Fitness Apps: What to Look For

Apps basically run our lives (if you have a smart phone). Back in the day, a huge marketing point for smartphones was “There’s an app for that.” Nowadays it’s a given. Fitness apps are no exception. However, just because you invest money into something doesn’t mean that it’s going to be worthwhile. As most of you are aware, someone pushing a program or product might not look too hard into even the basic facts of fitness. So, in no particular order, here are a few things that you should look out for to see if a fitness app is worthwhile or just out to make money off of the ignorant:

  1. Banning Foods: Any app that tells you to avoid a food completely is only trying to sell their diet or program. Avoiding carbs, fats, sugars, etc. is a mainstay of tons of diets that never work for long and it’s a road to failure. One should be mindful of their intake and not binge on those nutritionally lacking foods. Moderation is key, not prohibition.
  2. Tracking Food/Exercise: This feature should be in most, if not all of these apps. Not only that, but it should be flexible and allow for personal touches on data entry. Tracking your food and your exercise throughout the day/week is a great way to see where there are places that need improvement or where you can see your success. Being able to estimate is important too. No one likes counting calories and it’s difficult for people that don’t have tracking watches/straps to know how much effort their workout was.
  3. Education in Fitness: If the app is trying to educate you on why you’re doing what you’re doing or what you’ll improve with exercise, it definitely gets value points. Telling you the difference between the macronutrients, what muscles get worked with a particular exercise, the basics of the cardiovascular system and other similar topics will build you a knowledge base that will enable you to motivate yourself and make the right decisions without support.
  4. Too Pushy/Paywall blocked: Seems obvious. No one wants their phone buzzing constantly or to have all the “good” features be held behind a Platinum Premium VIP Super Special Sub Tier. You’ll need to exchange for a fair value of course. Don’t let the company take you for a ride though.
  5. Pushing Supplements: The overwhelming majority of the population has no need to take a supplement of any kind. The only ones you should be taking are if they’ve been suggested by a trusted/licensed/medical professional. Any organization that is pushing you on getting their supplements is trying to get money from you at a high profit margin. Don’t fall for it.

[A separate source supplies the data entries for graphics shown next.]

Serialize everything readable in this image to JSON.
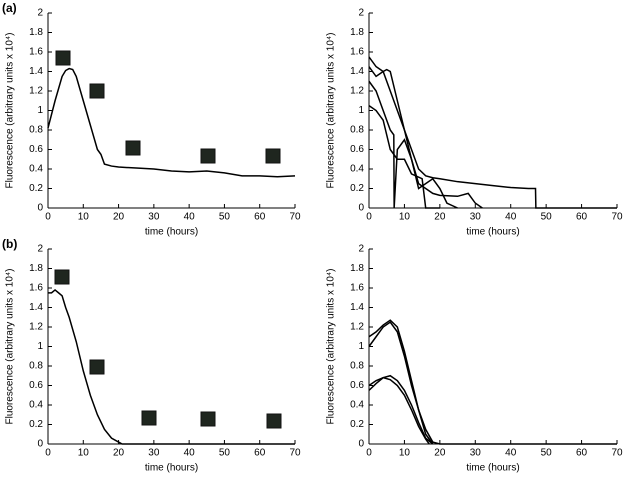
{
  "chart_data": [
    {
      "type": "line",
      "panel_label": "(a)",
      "xlabel": "time (hours)",
      "ylabel": "Fluorescence (arbitrary units x 10⁴)",
      "xlim": [
        0,
        70
      ],
      "xticks": [
        0,
        10,
        20,
        30,
        40,
        50,
        60,
        70
      ],
      "ylim": [
        0,
        2
      ],
      "yticks": [
        0,
        0.2,
        0.4,
        0.6,
        0.8,
        1,
        1.2,
        1.4,
        1.6,
        1.8,
        2
      ],
      "series": [
        {
          "color": "#000000",
          "x": [
            0,
            2,
            4,
            5,
            6,
            7,
            8,
            10,
            12,
            14,
            15,
            16,
            18,
            20,
            25,
            30,
            35,
            40,
            45,
            50,
            55,
            60,
            65,
            70
          ],
          "values": [
            0.82,
            1.1,
            1.35,
            1.41,
            1.43,
            1.42,
            1.35,
            1.1,
            0.85,
            0.6,
            0.55,
            0.45,
            0.43,
            0.42,
            0.41,
            0.4,
            0.38,
            0.37,
            0.38,
            0.36,
            0.33,
            0.33,
            0.32,
            0.33
          ]
        }
      ]
    },
    {
      "type": "line",
      "xlabel": "time (hours)",
      "ylabel": "Fluorescence (arbitrary units x 10⁴)",
      "xlim": [
        0,
        70
      ],
      "xticks": [
        0,
        10,
        20,
        30,
        40,
        50,
        60,
        70
      ],
      "ylim": [
        0,
        2
      ],
      "yticks": [
        0,
        0.2,
        0.4,
        0.6,
        0.8,
        1,
        1.2,
        1.4,
        1.6,
        1.8,
        2
      ],
      "series": [
        {
          "color": "#000000",
          "x": [
            0,
            2,
            4,
            6,
            8,
            10,
            12,
            14,
            16,
            18,
            20,
            25,
            30,
            35,
            40,
            45,
            47,
            47.1,
            70
          ],
          "values": [
            1.55,
            1.45,
            1.4,
            1.2,
            1.0,
            0.8,
            0.6,
            0.4,
            0.33,
            0.31,
            0.3,
            0.27,
            0.25,
            0.23,
            0.21,
            0.2,
            0.2,
            0,
            0
          ]
        },
        {
          "color": "#000000",
          "x": [
            0,
            2,
            4,
            5,
            6,
            8,
            10,
            12,
            14,
            16,
            18,
            20,
            25,
            28,
            30,
            32
          ],
          "values": [
            1.45,
            1.35,
            1.4,
            1.42,
            1.4,
            1.1,
            0.8,
            0.5,
            0.25,
            0.2,
            0.15,
            0.13,
            0.12,
            0.15,
            0.05,
            0
          ]
        },
        {
          "color": "#000000",
          "x": [
            0,
            2,
            4,
            6,
            7,
            7.1,
            8,
            10,
            12,
            14,
            16,
            18,
            20,
            22,
            25
          ],
          "values": [
            1.3,
            1.2,
            1.0,
            0.8,
            0.75,
            0,
            0.6,
            0.7,
            0.5,
            0.2,
            0.25,
            0.3,
            0.2,
            0.05,
            0
          ]
        },
        {
          "color": "#000000",
          "x": [
            0,
            2,
            4,
            6,
            8,
            10,
            12,
            15,
            16,
            18,
            20
          ],
          "values": [
            1.05,
            1.0,
            0.9,
            0.6,
            0.5,
            0.5,
            0.35,
            0.3,
            0,
            0,
            0
          ]
        }
      ]
    },
    {
      "type": "line",
      "panel_label": "(b)",
      "xlabel": "time (hours)",
      "ylabel": "Fluorescence (arbitrary units x 10⁴)",
      "xlim": [
        0,
        70
      ],
      "xticks": [
        0,
        10,
        20,
        30,
        40,
        50,
        60,
        70
      ],
      "ylim": [
        0,
        2
      ],
      "yticks": [
        0,
        0.2,
        0.4,
        0.6,
        0.8,
        1,
        1.2,
        1.4,
        1.6,
        1.8,
        2
      ],
      "series": [
        {
          "color": "#000000",
          "x": [
            0,
            1,
            2,
            3,
            4,
            5,
            6,
            8,
            10,
            12,
            14,
            16,
            18,
            20,
            21,
            25,
            30,
            35,
            40,
            50,
            60,
            70
          ],
          "values": [
            1.55,
            1.55,
            1.58,
            1.55,
            1.52,
            1.4,
            1.3,
            1.05,
            0.75,
            0.5,
            0.3,
            0.15,
            0.06,
            0.02,
            0,
            0,
            0,
            0,
            0,
            0,
            0,
            0
          ]
        }
      ]
    },
    {
      "type": "line",
      "xlabel": "time (hours)",
      "ylabel": "Fluorescence (arbitrary units x 10⁴)",
      "xlim": [
        0,
        70
      ],
      "xticks": [
        0,
        10,
        20,
        30,
        40,
        50,
        60,
        70
      ],
      "ylim": [
        0,
        2
      ],
      "yticks": [
        0,
        0.2,
        0.4,
        0.6,
        0.8,
        1,
        1.2,
        1.4,
        1.6,
        1.8,
        2
      ],
      "series": [
        {
          "color": "#000000",
          "x": [
            0,
            2,
            4,
            6,
            8,
            10,
            12,
            14,
            16,
            18,
            20,
            70
          ],
          "values": [
            1.0,
            1.1,
            1.2,
            1.25,
            1.15,
            0.9,
            0.6,
            0.35,
            0.15,
            0.02,
            0,
            0
          ]
        },
        {
          "color": "#000000",
          "x": [
            0,
            2,
            4,
            6,
            8,
            10,
            12,
            14,
            16,
            18
          ],
          "values": [
            1.1,
            1.15,
            1.22,
            1.27,
            1.2,
            0.95,
            0.65,
            0.35,
            0.1,
            0
          ]
        },
        {
          "color": "#000000",
          "x": [
            0,
            2,
            4,
            6,
            8,
            10,
            12,
            14,
            16,
            18
          ],
          "values": [
            0.55,
            0.62,
            0.68,
            0.7,
            0.65,
            0.55,
            0.4,
            0.22,
            0.06,
            0
          ]
        },
        {
          "color": "#000000",
          "x": [
            0,
            2,
            4,
            6,
            8,
            10,
            12,
            14,
            16,
            17
          ],
          "values": [
            0.6,
            0.65,
            0.68,
            0.66,
            0.6,
            0.5,
            0.35,
            0.18,
            0.05,
            0
          ]
        }
      ]
    }
  ]
}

Since fitness apps do have their uses, watching out for these simple things will help you make the proper decision. Banning foods, pushing supplements and high tier wall apps are ones to avoid. Any app that teaches you about fitness, lets you track your food/exercise, and fits your needs will help you foster proper health and habits. You’re worth the investment of time and effort. Find a program/app that works for you.